Here we are, almost 40 issues later and the Inhumans are still having to deal with Maximus the Mad. This time he's got a gun that can hypnotize the entire earth and make slaves of everyone. In the next issue, it ends as lamely as you might imagine. Seems like Stan at the time was losing interest.
But Jack Kirby's art is still pretty sweet. Joe Sinnott is not my favorite Kirby inker, though.
Don't get me wrong. I like Sinnott's finishes a lot. They're super slick and they really pretty up Kirby's pencils. This is how comics tend to look in my mind when I'm making up my own (then when I try to draw them they look exactly like Alex Toth and Al Williamson got together and drew them holding pencils with their feet). It's just that I prefer the "purer" Kirby that resulted when Mike Royer inked him and followed his pencils more closely, without "fixing" things. I also love Chic Stone on Kirby. Stone-inked Kirby is a lot of visual fun, with thick contour lines around the characters and thinner interior lines for contrast-- not a lot of feathering or those zig-zag Kirby shadows Royer so ably brought out, but a funky, low-tech Kirby.

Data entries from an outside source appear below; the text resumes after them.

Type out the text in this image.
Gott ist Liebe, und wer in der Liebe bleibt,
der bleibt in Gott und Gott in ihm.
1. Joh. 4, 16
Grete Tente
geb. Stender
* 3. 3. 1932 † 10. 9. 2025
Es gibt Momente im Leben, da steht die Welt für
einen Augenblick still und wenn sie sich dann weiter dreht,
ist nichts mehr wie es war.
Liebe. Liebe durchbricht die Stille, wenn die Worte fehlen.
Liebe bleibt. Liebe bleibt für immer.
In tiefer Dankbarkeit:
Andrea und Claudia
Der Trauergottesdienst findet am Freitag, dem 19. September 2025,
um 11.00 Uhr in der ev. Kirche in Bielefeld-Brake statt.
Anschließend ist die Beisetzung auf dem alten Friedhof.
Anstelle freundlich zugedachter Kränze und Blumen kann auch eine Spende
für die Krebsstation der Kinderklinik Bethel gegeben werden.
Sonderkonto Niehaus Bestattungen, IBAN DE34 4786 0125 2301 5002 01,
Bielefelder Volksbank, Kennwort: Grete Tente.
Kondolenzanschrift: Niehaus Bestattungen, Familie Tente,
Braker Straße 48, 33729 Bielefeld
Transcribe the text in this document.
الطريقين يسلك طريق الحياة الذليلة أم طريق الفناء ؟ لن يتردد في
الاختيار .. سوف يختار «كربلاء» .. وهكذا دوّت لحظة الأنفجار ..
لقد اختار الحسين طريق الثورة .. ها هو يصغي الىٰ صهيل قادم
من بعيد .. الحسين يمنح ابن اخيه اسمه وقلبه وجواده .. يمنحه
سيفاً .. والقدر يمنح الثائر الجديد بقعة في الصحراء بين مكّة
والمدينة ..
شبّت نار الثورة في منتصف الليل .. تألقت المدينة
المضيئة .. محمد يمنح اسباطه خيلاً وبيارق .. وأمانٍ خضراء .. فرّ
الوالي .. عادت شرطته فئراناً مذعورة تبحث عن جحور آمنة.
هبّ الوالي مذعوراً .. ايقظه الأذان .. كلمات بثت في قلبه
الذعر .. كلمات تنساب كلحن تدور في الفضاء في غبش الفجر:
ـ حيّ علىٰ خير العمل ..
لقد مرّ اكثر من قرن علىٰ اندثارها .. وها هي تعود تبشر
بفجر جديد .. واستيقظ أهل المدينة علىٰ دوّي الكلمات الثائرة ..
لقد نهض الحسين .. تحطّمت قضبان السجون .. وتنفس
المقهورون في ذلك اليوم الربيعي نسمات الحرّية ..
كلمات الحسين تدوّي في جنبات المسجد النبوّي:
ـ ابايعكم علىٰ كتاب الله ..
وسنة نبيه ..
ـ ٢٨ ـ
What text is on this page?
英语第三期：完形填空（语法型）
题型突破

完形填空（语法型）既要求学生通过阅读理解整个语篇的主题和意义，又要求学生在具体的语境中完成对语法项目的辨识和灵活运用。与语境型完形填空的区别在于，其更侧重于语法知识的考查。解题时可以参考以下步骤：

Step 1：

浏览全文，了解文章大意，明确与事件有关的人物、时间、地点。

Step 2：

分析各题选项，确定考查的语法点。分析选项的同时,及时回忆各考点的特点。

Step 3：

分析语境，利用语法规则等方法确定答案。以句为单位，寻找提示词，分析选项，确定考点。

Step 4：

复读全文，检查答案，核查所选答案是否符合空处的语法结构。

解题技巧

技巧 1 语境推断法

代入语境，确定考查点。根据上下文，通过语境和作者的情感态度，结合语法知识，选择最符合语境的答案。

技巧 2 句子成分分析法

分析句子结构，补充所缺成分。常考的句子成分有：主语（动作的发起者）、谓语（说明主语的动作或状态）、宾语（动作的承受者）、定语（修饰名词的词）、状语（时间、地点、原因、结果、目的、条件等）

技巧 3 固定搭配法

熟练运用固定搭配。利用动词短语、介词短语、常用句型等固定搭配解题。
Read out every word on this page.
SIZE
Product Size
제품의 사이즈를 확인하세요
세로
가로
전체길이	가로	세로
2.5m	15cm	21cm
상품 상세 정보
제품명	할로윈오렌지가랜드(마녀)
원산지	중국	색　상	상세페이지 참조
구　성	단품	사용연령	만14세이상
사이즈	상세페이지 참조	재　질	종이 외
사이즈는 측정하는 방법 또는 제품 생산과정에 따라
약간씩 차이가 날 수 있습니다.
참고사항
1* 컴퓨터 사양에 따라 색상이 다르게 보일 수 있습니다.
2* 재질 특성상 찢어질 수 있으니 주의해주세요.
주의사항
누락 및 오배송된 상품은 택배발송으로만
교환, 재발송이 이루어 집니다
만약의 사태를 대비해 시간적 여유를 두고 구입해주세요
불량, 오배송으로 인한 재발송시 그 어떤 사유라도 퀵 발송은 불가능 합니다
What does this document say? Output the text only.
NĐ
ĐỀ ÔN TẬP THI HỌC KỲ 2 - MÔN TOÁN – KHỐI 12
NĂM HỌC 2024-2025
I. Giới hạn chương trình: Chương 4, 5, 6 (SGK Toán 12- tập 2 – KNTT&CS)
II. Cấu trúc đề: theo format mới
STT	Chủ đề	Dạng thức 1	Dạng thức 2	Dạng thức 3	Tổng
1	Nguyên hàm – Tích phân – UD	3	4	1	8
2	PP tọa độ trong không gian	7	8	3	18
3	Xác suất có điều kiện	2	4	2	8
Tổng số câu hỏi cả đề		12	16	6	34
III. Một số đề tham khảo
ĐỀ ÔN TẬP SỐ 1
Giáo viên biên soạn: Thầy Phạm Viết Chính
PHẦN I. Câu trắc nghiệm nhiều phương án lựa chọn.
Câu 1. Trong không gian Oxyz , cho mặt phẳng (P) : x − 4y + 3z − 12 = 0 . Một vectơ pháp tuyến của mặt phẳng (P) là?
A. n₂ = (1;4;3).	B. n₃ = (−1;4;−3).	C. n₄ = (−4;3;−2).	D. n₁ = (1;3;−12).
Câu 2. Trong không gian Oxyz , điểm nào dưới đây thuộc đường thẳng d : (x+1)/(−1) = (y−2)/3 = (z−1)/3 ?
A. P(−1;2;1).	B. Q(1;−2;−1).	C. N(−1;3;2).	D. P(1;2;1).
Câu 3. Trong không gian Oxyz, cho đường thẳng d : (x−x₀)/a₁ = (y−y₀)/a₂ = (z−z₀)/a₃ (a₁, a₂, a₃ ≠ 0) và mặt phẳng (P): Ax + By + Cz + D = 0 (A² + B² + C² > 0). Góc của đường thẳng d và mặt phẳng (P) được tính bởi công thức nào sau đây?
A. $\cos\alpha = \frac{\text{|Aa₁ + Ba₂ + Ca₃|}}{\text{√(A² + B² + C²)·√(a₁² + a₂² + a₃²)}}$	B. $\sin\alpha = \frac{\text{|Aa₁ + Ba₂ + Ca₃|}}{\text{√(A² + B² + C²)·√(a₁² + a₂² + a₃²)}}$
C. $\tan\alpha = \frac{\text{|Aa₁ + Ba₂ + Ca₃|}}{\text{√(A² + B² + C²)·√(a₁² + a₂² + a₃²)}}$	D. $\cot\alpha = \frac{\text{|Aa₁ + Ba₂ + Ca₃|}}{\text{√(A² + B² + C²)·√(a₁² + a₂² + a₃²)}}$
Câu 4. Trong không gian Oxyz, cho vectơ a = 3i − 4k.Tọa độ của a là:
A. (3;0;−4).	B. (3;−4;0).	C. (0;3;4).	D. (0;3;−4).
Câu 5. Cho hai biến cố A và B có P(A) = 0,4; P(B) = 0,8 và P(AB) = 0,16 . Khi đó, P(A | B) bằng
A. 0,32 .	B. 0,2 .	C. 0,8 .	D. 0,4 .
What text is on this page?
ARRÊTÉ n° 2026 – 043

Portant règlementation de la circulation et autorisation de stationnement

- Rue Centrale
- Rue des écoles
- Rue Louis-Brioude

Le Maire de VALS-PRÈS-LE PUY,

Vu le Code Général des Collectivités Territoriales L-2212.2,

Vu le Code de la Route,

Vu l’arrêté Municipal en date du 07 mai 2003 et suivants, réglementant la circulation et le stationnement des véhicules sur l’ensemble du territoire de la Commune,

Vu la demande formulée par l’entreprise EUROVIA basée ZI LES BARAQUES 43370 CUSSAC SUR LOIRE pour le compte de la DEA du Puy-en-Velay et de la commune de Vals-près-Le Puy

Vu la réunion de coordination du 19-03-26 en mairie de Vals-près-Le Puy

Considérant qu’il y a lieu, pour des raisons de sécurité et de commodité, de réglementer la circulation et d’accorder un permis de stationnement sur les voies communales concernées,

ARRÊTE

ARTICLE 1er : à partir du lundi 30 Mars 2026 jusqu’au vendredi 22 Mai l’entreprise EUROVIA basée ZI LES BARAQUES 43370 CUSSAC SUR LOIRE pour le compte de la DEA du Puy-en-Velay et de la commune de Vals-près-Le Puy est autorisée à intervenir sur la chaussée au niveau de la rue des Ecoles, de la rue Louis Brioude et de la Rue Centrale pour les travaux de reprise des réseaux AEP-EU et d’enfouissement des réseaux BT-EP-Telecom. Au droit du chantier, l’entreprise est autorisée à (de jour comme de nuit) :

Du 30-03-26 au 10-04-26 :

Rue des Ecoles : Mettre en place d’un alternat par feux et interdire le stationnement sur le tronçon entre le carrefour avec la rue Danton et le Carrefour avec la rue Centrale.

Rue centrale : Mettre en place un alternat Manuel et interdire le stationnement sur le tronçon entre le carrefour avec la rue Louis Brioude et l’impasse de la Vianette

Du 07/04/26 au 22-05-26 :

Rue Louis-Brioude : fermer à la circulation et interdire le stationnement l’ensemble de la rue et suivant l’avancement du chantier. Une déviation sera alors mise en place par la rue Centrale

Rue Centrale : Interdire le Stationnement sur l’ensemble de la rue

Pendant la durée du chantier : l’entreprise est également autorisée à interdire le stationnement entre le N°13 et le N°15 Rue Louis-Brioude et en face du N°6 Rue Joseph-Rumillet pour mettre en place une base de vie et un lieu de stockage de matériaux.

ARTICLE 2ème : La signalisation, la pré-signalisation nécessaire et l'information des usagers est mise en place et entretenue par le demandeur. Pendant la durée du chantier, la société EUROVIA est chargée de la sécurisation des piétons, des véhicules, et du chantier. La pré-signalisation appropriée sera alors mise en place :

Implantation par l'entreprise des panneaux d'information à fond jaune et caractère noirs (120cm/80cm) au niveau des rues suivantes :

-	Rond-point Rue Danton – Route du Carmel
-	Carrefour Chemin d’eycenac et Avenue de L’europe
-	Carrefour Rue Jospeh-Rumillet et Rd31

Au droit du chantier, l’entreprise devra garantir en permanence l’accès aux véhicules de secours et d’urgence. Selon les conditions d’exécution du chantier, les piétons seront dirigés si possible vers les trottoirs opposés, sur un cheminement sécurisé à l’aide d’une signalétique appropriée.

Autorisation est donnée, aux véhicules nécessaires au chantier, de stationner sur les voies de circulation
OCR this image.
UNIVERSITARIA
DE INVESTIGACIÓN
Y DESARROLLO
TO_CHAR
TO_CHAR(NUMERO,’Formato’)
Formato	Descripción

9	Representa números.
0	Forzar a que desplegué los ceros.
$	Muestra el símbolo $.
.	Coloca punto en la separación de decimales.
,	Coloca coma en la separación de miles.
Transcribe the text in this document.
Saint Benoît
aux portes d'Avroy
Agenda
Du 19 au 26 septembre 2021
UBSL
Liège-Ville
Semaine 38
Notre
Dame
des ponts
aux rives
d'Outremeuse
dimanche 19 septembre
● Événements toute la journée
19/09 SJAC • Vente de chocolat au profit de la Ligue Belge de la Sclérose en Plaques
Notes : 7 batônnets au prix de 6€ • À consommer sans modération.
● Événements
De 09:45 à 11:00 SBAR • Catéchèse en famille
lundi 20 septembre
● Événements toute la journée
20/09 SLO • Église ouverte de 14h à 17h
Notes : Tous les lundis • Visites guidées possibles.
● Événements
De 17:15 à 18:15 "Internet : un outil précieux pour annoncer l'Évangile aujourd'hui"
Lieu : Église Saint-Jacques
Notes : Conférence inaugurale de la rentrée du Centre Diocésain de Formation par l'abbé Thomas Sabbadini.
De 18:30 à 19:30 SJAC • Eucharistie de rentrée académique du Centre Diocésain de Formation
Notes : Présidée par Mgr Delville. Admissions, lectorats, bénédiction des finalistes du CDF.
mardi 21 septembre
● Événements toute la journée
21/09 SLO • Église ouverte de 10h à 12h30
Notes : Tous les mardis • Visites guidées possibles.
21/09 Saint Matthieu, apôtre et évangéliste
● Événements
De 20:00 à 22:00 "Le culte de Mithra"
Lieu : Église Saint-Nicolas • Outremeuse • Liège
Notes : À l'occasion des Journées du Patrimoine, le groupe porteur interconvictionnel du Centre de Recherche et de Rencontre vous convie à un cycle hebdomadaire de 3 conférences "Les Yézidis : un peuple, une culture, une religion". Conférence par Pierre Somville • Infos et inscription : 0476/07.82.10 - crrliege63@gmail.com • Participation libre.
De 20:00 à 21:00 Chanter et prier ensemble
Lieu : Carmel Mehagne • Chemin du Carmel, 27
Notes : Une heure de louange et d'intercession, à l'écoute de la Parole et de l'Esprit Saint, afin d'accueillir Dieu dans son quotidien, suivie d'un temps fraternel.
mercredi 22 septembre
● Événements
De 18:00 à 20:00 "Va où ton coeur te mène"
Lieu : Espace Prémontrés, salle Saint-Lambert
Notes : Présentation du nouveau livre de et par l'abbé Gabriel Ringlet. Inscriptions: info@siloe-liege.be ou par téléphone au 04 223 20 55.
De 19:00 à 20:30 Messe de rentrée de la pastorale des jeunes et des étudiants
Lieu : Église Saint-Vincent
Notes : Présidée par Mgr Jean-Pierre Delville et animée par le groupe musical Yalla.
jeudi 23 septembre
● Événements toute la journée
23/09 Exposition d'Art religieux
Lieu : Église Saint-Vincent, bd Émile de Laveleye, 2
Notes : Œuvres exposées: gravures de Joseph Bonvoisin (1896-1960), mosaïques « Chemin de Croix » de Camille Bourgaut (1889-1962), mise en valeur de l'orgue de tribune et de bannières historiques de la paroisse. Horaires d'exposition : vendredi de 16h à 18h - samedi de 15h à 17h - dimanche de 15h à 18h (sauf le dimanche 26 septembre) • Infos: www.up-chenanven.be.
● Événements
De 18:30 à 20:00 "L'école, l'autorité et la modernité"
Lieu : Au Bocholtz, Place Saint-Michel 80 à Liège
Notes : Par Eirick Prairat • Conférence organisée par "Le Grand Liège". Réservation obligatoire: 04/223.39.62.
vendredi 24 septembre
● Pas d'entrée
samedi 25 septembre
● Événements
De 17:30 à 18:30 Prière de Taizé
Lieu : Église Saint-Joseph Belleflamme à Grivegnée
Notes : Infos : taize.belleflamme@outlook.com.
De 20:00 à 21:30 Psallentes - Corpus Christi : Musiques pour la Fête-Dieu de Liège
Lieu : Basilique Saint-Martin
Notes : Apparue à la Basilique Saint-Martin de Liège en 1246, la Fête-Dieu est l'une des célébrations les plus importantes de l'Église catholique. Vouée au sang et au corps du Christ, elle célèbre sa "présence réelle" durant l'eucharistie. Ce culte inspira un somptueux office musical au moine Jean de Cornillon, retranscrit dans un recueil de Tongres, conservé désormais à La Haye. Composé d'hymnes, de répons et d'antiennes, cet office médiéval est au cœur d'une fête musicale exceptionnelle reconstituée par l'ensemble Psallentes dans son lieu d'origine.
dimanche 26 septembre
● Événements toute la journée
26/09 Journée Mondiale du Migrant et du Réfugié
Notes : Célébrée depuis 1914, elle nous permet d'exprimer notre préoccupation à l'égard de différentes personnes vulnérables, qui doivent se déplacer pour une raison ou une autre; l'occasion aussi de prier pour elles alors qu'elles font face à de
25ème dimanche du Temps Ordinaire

So it's more a matter of my own peculiar sense of what's appealing. If I had to rank Kirby inkers, I'd list Royer first, then Stone and then Sinnott. I believe Kirby once said he liked Wally Wood best among his inkers. I hate to disagree with the King, but I find too much Wood there and not enough Kirby. I'd rather see Wally Wood inks on Wally Wood pencils than an awkward melding of two different approaches to figure construction and lighting. Kirby's figures are more lit from within, they provide their own light. Not exactly conducive to Wood's "double lighting" feathered chiaroscuro work.